The process of present invention involves reacting 4-f/-a/is-aminocyclohexanol with acetylating agent such as acetic anhydride, acetyl chloride and the like to produce N-(4-hydroxycyclohexyl) acetamide in an organic solvent. The organic solvent includes such as dimethylformamide, dimethylsulfoxide, acetonitrile and the like. The N-(4-hydroxycyclohexyl) acetamide in the reaction mixture is then treated with oxidizing agent at a temperature of 10°-15°C to produce N-(4-oxocyclohexyl) acetamide. The oxidizing agents includes such as Jones reagent, sodium hypochlorite, manganese dioxide, pyridinium dichromate or potassium permanganate.

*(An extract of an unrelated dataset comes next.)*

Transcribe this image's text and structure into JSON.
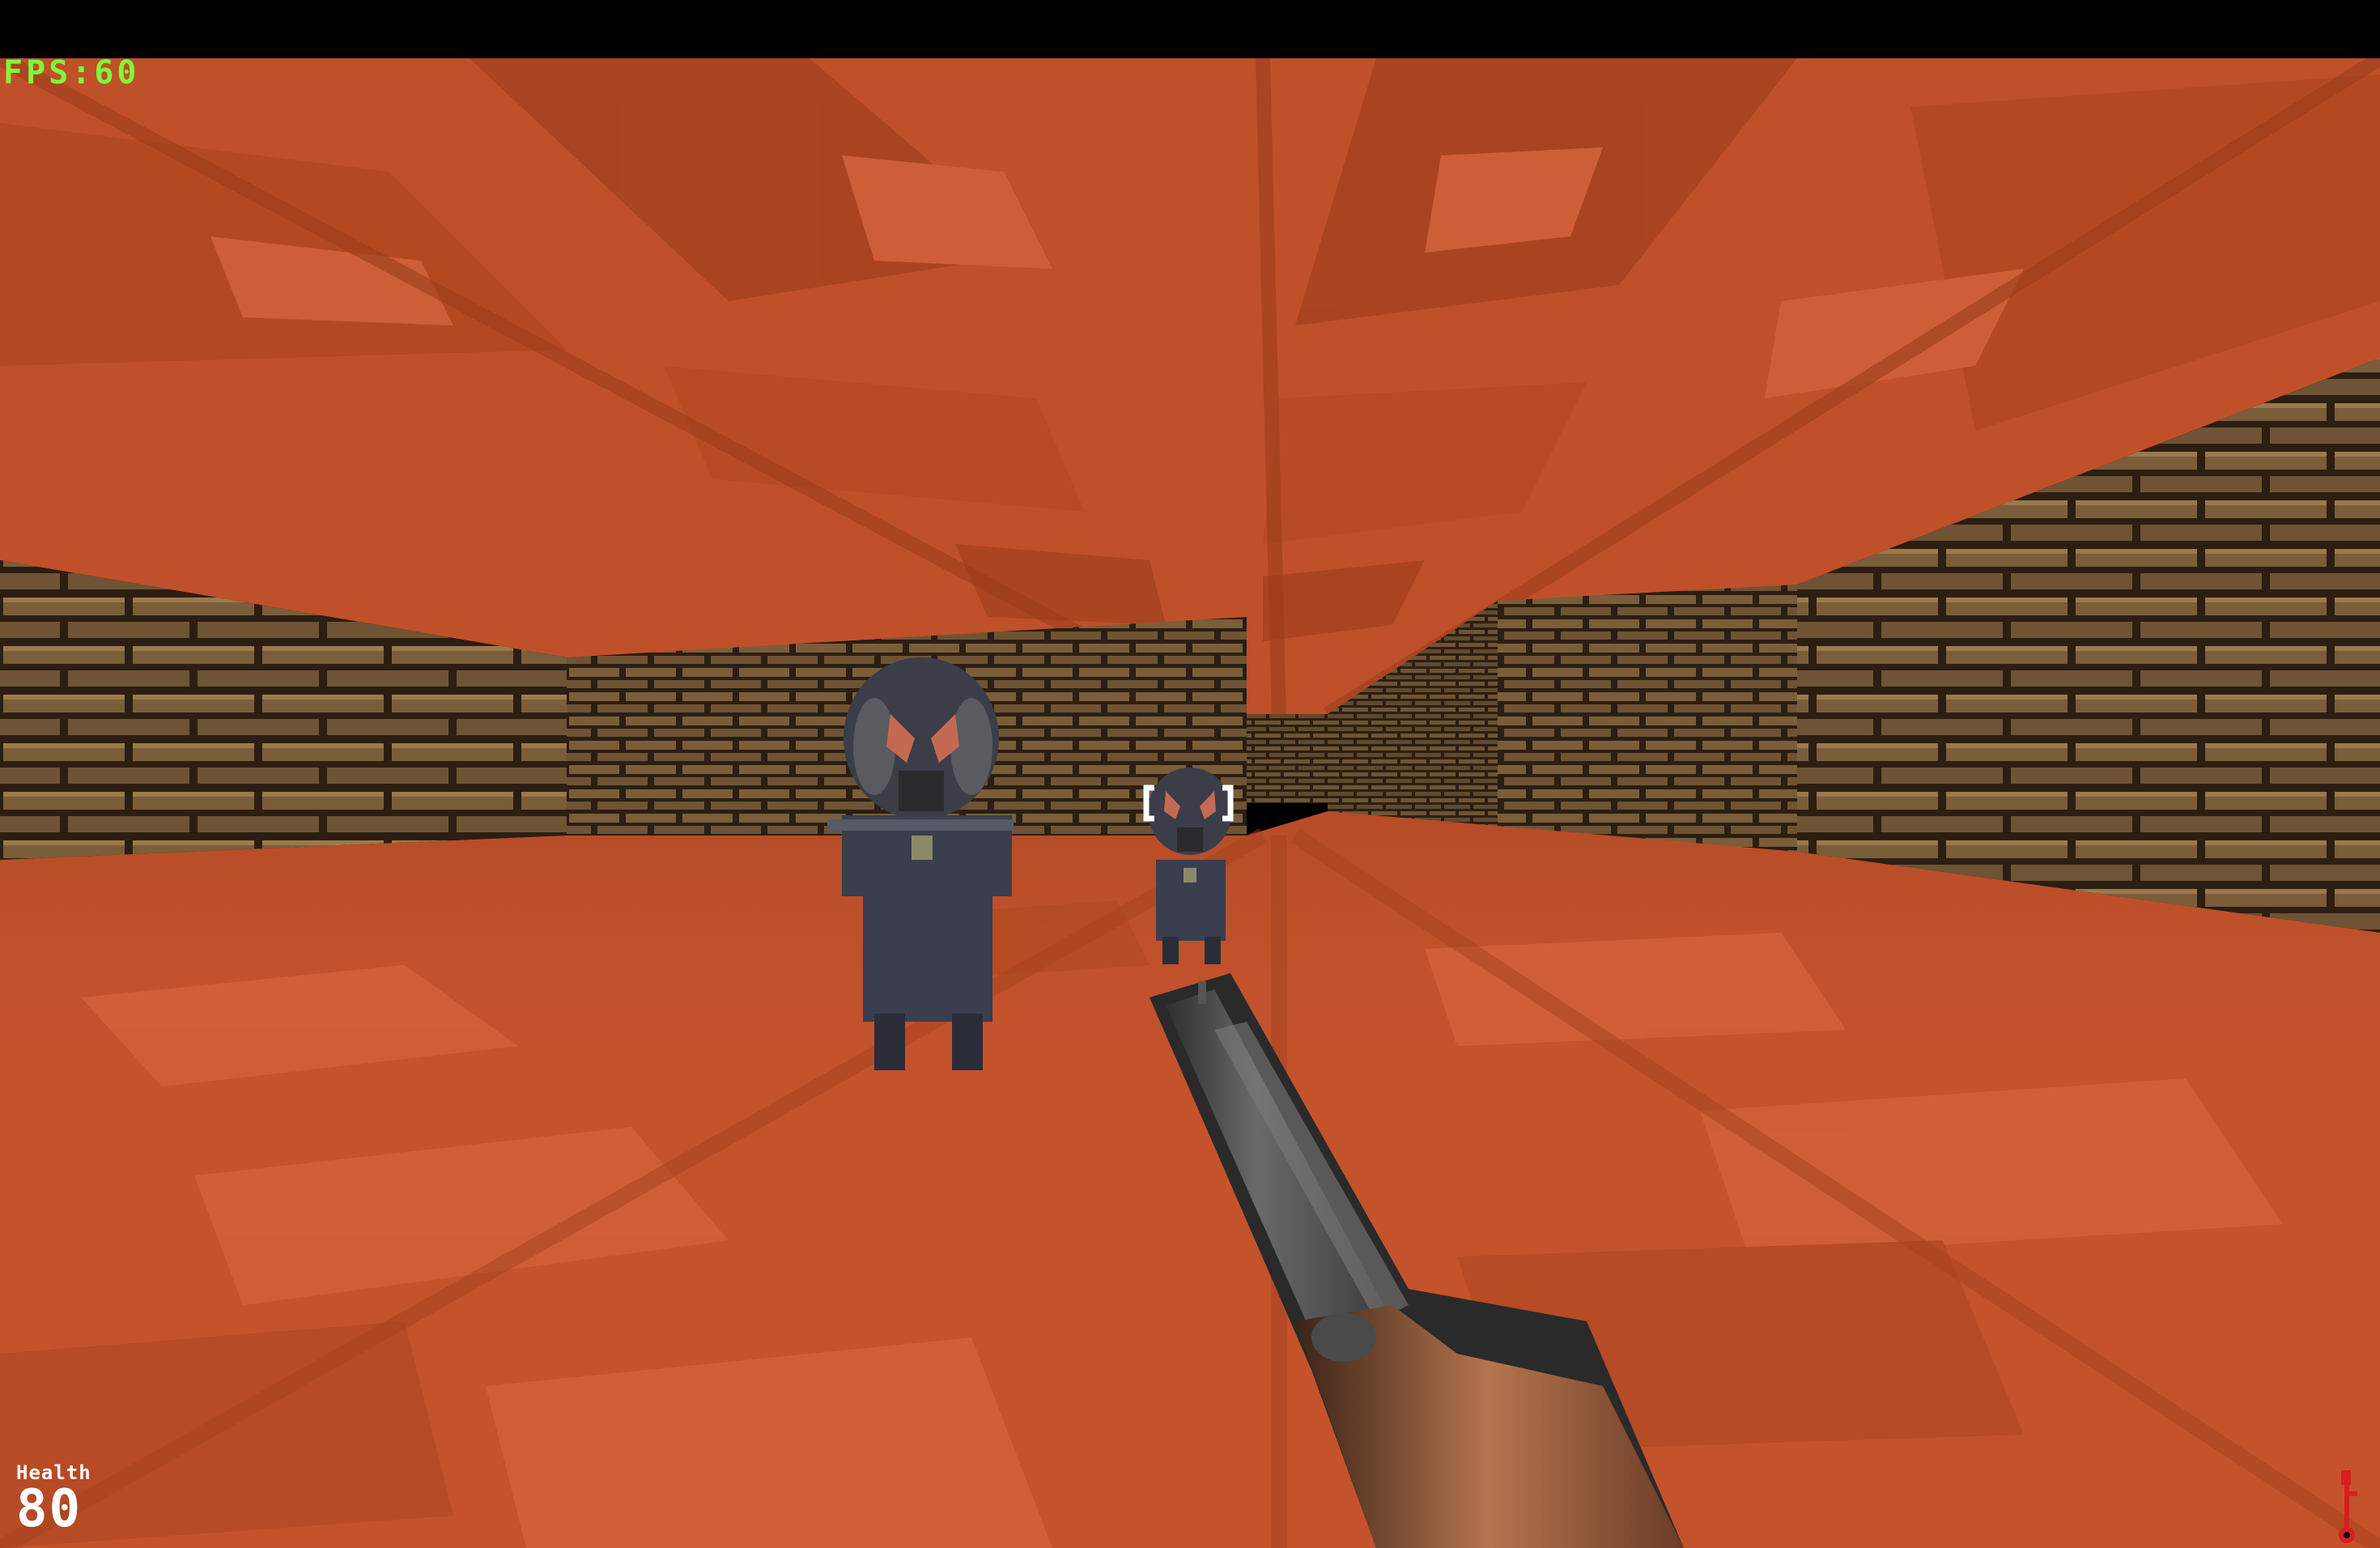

N-(4-oxocyclohexyl) acetamide solution is then combined with bromine at a temperature in the range of 15°C to 40°C. The bromine is added drop wise to the N-(4-oxocyclohexyl) acetamide solution. After the bromine and the 4-acetamido-N-(4-oxocyclohexyl) acetamide solution have been combined, the mixture is heated to a temperature in the range of 40°C to 50°C until the bromination is complete.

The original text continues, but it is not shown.